Il pubblico, la bestia e la virtù
Leo Gullotta, dismessi i tristi panni del televisivo Teatro del Bagaglino, si dimostra, nel lavoro pirandelliano, attore colto e di talento. Buono questo lavoro del Teatro Eliseo: tutti bravi e simpatici. Forse troppo?
Varrebbe la pena di rivedere L’uomo, la bestia e la virtù, nella versione apprezzata a Trento dal 27 al 30 marzo, così come in tutta Italia, da due anni, in oltre 200 repliche. Non che si tratti di una regia che farà storia; ma di queste regie, a volte, si può fare a meno. E’ già tanto, di questi tempi, potersi godere una rappresentazione corretta sul piano filologico e onesta nel rapporto col pubblico. Da qualche anno a questa parte il teatro sembra ammiccare moltissimo alla televisione e soprattutto ai programmi comici.

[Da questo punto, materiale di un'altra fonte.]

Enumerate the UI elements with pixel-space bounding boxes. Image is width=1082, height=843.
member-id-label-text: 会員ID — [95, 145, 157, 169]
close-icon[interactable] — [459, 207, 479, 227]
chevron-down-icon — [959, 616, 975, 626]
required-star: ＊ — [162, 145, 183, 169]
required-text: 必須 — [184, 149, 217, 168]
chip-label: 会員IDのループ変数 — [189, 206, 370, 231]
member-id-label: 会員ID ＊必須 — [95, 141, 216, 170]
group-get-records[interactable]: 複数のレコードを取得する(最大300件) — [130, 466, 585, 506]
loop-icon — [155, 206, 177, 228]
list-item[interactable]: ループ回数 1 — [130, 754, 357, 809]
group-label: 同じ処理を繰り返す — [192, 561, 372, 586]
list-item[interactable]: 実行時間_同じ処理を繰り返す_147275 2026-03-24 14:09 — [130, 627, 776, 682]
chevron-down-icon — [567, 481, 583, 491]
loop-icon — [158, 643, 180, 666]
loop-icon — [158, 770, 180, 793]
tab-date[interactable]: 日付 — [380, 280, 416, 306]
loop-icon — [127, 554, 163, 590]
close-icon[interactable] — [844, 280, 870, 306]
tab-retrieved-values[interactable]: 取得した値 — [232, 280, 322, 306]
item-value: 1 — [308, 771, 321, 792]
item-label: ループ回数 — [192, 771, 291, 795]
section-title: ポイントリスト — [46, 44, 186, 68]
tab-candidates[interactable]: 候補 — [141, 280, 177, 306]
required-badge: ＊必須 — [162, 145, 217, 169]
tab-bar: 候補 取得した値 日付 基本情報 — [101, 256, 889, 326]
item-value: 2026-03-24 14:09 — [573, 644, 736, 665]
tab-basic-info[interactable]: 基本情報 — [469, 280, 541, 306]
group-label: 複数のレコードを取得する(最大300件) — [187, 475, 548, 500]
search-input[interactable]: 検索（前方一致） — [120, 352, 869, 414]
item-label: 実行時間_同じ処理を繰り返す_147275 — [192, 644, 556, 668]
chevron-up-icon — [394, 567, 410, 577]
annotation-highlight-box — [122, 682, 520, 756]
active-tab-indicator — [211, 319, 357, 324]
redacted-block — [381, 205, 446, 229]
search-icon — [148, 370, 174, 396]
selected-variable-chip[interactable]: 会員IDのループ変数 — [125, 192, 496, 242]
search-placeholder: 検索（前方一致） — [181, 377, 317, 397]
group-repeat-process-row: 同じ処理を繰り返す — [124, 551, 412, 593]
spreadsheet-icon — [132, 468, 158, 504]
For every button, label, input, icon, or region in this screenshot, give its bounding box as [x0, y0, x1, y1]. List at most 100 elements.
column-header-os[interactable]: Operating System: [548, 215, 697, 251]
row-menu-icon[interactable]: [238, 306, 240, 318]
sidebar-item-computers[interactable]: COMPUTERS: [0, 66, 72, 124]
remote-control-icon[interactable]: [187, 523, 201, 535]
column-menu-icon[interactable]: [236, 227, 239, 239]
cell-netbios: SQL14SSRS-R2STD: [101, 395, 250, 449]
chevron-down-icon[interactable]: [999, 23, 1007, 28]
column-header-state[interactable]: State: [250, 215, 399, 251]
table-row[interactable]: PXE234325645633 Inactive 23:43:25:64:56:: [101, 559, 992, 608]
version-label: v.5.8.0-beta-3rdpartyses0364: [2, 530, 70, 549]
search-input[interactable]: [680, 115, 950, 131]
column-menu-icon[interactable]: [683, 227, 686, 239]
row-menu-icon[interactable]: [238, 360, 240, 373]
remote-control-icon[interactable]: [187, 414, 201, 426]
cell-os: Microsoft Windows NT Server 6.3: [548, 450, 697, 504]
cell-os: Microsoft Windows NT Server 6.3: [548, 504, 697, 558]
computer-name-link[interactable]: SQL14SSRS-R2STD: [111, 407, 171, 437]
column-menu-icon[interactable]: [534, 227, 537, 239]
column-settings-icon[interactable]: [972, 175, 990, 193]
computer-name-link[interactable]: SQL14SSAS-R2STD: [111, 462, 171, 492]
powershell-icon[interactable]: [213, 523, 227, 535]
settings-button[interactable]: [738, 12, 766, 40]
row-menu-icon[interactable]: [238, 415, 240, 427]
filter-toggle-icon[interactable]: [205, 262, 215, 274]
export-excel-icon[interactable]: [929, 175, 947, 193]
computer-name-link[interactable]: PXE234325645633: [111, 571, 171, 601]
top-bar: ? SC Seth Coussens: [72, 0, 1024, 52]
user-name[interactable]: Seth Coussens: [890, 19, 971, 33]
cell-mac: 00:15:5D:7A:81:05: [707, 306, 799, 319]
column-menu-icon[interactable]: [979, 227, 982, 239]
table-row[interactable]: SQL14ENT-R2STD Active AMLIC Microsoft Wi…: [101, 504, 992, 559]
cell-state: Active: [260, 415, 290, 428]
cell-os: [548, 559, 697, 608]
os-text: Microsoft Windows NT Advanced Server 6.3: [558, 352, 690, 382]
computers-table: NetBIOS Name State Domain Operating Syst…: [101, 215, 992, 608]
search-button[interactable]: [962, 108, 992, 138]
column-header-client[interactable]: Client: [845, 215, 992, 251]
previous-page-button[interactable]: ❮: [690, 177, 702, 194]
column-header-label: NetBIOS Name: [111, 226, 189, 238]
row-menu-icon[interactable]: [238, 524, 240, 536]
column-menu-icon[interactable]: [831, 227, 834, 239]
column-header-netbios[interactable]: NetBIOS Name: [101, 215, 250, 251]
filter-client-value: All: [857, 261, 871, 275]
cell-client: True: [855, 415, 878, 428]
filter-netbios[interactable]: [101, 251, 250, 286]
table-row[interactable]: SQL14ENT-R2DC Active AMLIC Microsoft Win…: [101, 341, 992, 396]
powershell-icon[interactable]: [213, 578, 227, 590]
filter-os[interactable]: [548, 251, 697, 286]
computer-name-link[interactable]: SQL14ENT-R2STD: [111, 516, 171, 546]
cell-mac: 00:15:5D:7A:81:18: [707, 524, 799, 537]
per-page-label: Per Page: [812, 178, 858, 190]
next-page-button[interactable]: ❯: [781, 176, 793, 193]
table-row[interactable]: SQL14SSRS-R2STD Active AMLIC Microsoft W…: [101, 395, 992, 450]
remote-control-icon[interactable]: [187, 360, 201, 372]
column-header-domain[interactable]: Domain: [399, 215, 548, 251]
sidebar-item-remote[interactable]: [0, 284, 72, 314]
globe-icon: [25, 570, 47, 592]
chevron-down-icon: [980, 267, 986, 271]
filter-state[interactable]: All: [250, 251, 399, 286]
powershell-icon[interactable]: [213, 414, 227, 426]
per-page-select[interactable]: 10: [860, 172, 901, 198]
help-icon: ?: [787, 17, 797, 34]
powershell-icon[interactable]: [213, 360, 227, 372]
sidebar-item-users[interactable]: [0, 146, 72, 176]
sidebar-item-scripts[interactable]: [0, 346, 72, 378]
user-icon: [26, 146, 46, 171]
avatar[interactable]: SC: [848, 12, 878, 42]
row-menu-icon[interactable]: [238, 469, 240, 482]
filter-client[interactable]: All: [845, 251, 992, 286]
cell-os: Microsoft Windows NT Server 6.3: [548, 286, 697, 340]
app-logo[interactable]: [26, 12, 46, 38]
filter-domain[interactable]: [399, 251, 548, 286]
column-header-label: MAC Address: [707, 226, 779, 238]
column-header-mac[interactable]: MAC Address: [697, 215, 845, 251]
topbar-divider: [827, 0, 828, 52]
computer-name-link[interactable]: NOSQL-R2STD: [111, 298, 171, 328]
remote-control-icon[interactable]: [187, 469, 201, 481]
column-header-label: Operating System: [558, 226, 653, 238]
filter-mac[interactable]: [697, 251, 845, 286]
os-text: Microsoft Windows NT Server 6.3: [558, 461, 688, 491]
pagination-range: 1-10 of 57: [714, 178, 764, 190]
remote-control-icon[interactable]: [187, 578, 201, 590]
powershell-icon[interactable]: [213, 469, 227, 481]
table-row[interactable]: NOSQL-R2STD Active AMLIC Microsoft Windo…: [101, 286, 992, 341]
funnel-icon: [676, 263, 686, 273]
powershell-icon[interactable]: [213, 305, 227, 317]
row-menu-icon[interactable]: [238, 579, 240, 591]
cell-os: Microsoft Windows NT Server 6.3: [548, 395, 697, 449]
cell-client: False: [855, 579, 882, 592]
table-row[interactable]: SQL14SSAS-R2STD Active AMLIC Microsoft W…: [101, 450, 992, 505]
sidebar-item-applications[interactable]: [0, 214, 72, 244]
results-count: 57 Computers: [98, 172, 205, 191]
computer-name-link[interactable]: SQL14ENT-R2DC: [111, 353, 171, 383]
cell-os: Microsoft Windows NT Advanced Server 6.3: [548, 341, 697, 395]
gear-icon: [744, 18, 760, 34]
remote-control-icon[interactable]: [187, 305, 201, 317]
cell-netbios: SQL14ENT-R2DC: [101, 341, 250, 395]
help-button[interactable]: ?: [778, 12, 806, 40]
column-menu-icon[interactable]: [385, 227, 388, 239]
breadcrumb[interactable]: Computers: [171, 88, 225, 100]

Quando è un attore televisivo (Gullotta) a richiamare il pubblico invece dell’autore teatrale (Pirandello), si può cominciare a nutrire qualche sospetto. Per fortuna, non tutti gli attori televisivi sono a disagio in un teatro. Leo Gullotta è uno di questi. Ha talento e capacità, senso della scena, cultura: si può ben comprendere come abbia deciso di cimentarsi con Pirandello, sfruttando la propria notorietà televisiva e al tempo stesso prendendo le distanze dalle beceraggini che è solito "interpretare" con il famigerato Teatro del Bagaglino. Una boccata di aria buona, per lui e per noi, in mezzo ai mefitici afrori dell’avanspettacolo a sfondo politico-pecoreccio.
Peraltro, sul palco dell’Auditorium abbiamo potuto apprezzare anche Carlo Valli, simpatica "bestia", Antonella Attili, altrettanto simpatica "virtù", a fare da comprimari all’ "uomo" Gullotta, alias il cinico ma comunque simpatico prof. Paolino. Se si aggiunge a questo brioso trio di ipocriti personaggi la gradevole interpretazione di Gianni Giuliano, nei panni del Dottore, e di Bruno Conti, nei panni del Farmacista (per tacer degli altri attori, tutti bravi e simpatici), complice un’amena conversazione post-spettacolo, ci sorge un dubbio atroce: non sarà che tutta questa simpatia smorza la graffiante e amara ironia pirandelliana, per accontentare i gusti di un pubblico ormai disposto solo a ridere e poco a meditare sulle miserie altrui e proprie?